The son of the leader of the New National Democracy Party (NNDP) has reported his father to election authorities in a bid to have the party evicted from its headquarters in Yangon.
Nay Aung said he owns the land where the party is based on Lay Daung Kan road, and that he no longer agrees with the political views of his father, Thein Nyunt.
The NNDP is an ally of the military-backed Union Solidarity and Development Party (USDP), which has stood down in Thingangyun township to improve Thein Nyunt’s chances of winning a seat there in November.
Nay Aung said he previously agreed to let the party rent the office for free but has now asked the Union Election Commission (UEC) to help evict them.
“Yes, he is my father. But that does not mean I accept his every political belief,” he told Myanmar Now.
“We sent a complaint letter to the UEC because we don’t agree with the chair’s policies, his alliance with the USDP, and the lack of transparency towards the central executive committee,” he added.
Nay Aung also alleged his father has a habit of drinking alcohol in the office.
Thein Nyunt published an announcement declaring he had disowned Nay Aung in the state-run Myanmar Alin newspaper in October last year. Nay Aung said he did not know why his father disowned him and only found out about it when it was announced in the paper.

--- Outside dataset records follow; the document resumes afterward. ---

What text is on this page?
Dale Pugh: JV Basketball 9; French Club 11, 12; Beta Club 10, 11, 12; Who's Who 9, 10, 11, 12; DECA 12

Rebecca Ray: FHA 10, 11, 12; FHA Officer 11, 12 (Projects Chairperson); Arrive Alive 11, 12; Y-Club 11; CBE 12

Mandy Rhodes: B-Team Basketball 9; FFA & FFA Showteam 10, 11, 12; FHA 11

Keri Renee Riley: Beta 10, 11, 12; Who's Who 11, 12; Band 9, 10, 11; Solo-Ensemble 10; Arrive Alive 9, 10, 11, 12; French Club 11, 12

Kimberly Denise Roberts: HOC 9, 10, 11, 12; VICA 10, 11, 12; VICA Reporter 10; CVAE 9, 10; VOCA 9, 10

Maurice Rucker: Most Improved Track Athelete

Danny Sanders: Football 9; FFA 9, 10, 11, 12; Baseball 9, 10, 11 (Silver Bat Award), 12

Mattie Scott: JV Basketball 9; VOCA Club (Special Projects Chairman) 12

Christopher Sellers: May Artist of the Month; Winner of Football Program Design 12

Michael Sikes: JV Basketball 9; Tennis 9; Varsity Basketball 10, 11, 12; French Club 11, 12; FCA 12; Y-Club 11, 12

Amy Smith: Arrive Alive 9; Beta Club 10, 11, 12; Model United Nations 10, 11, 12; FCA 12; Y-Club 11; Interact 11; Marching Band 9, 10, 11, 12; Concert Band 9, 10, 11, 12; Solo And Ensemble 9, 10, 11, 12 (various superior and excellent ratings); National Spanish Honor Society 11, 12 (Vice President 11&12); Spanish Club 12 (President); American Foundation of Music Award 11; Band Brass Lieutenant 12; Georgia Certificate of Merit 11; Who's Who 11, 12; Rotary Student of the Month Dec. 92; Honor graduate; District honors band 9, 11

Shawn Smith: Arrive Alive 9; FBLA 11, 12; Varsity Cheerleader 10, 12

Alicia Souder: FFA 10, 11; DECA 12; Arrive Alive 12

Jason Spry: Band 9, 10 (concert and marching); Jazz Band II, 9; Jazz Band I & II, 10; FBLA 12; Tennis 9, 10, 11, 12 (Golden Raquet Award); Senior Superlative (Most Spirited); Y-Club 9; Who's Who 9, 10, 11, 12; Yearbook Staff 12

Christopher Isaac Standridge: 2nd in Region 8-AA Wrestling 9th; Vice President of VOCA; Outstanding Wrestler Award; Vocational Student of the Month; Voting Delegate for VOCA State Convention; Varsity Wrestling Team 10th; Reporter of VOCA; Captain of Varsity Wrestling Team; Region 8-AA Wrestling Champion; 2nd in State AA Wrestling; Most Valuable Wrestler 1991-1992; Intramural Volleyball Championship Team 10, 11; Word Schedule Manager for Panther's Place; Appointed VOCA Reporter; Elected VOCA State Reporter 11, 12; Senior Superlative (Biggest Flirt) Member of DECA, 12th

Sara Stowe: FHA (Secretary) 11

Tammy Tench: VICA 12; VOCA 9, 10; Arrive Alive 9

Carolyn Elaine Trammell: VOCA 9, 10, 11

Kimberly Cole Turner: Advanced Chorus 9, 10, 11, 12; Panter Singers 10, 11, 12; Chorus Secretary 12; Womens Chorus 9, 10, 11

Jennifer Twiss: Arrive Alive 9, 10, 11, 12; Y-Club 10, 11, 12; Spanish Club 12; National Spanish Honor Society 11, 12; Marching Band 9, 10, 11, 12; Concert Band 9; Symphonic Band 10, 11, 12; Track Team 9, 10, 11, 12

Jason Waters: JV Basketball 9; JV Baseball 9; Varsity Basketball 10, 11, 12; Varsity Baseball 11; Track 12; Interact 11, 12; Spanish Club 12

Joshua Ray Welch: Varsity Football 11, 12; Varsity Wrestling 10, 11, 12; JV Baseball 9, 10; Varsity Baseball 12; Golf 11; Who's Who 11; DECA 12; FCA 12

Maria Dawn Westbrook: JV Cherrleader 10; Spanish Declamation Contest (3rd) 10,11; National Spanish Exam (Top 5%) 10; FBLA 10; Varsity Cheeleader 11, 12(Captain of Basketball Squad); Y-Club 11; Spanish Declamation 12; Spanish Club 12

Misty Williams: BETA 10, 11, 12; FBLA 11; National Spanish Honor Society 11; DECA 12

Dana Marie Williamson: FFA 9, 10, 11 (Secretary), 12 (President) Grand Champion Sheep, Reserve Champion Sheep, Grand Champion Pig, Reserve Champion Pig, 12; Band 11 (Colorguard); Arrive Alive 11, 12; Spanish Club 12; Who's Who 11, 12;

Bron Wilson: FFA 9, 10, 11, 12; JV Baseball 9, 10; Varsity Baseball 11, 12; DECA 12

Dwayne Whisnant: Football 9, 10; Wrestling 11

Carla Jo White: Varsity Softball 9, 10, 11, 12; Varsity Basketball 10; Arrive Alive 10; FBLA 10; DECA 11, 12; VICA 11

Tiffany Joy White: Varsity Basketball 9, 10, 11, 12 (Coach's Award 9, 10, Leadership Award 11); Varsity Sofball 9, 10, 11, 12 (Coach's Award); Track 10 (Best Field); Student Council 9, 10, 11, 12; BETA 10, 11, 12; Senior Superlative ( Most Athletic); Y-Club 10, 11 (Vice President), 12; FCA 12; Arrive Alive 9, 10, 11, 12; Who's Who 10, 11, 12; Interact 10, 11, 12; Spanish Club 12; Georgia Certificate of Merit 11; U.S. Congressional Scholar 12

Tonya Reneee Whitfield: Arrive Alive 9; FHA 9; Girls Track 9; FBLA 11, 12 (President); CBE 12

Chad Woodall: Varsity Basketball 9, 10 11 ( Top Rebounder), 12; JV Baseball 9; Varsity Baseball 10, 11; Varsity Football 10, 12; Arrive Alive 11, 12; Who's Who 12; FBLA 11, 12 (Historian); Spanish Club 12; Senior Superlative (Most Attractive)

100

He said he asked the UEC to remove the party from the Lay Daung Kan road office in December but he has not yet received a response.
Nay Aung was one of the NNDP’s 20 co-founders. His wife, Khaing Sandar, served as party secretary.
He left the party in 2016. He maintains that he quit because he disagreed with how close it had become to the military-backed establishment. But Thein Nyunt said he fired both Nay Aung and his wife for degrading the party’s reputation.
On August 14, Thein Nyunt was one of 34 party leaders who met with military commander-in-chief Min Aung Hlaing.
At the meeting, Thein Nyunt called for a National Defence and Security Council meeting before the election and hinted that there should be a state of emergency so the military can take control.
“I can’t accept that he would, as a politician, go up to the military and tell them to take control of the country,” Nay Aung said.
NNDP vice chair Than Tun said he would not comment on Nay Aung’s request for the party to leave the property as it was a family affair.
Nay Aung disagreed, saying the request concerned the party and its politics.
He said the land was transferred to him and his brother by his mother in 1978.
Thein Nyunt told Myanmar Now he would prefer not to answer questions about the dispute.
Dr Kyaw Soe Win, chair of the eastern Yangon district election commission, said Nay Aung’s report was sent up to the Union Election Commission.
Thein Nyunt stood for the National League for Democracy (NLD) in the 1990 election, which was annulled by the military after the NLD won.
He resigned from the NLD when it boycotted the 2010 election and formed the National Democratic Force (NDF), for which he ran and won to be an MP in Thingangyun the same year.
But he also left the NDF amid a dispute with other leaders and founded the NNDP in October 2011.
He lost his 2015 campaign to defend his seat from an NLD candidate.
The NNDP will only be contesting three seats in November: two in Thingangyun and one in Mingalardon.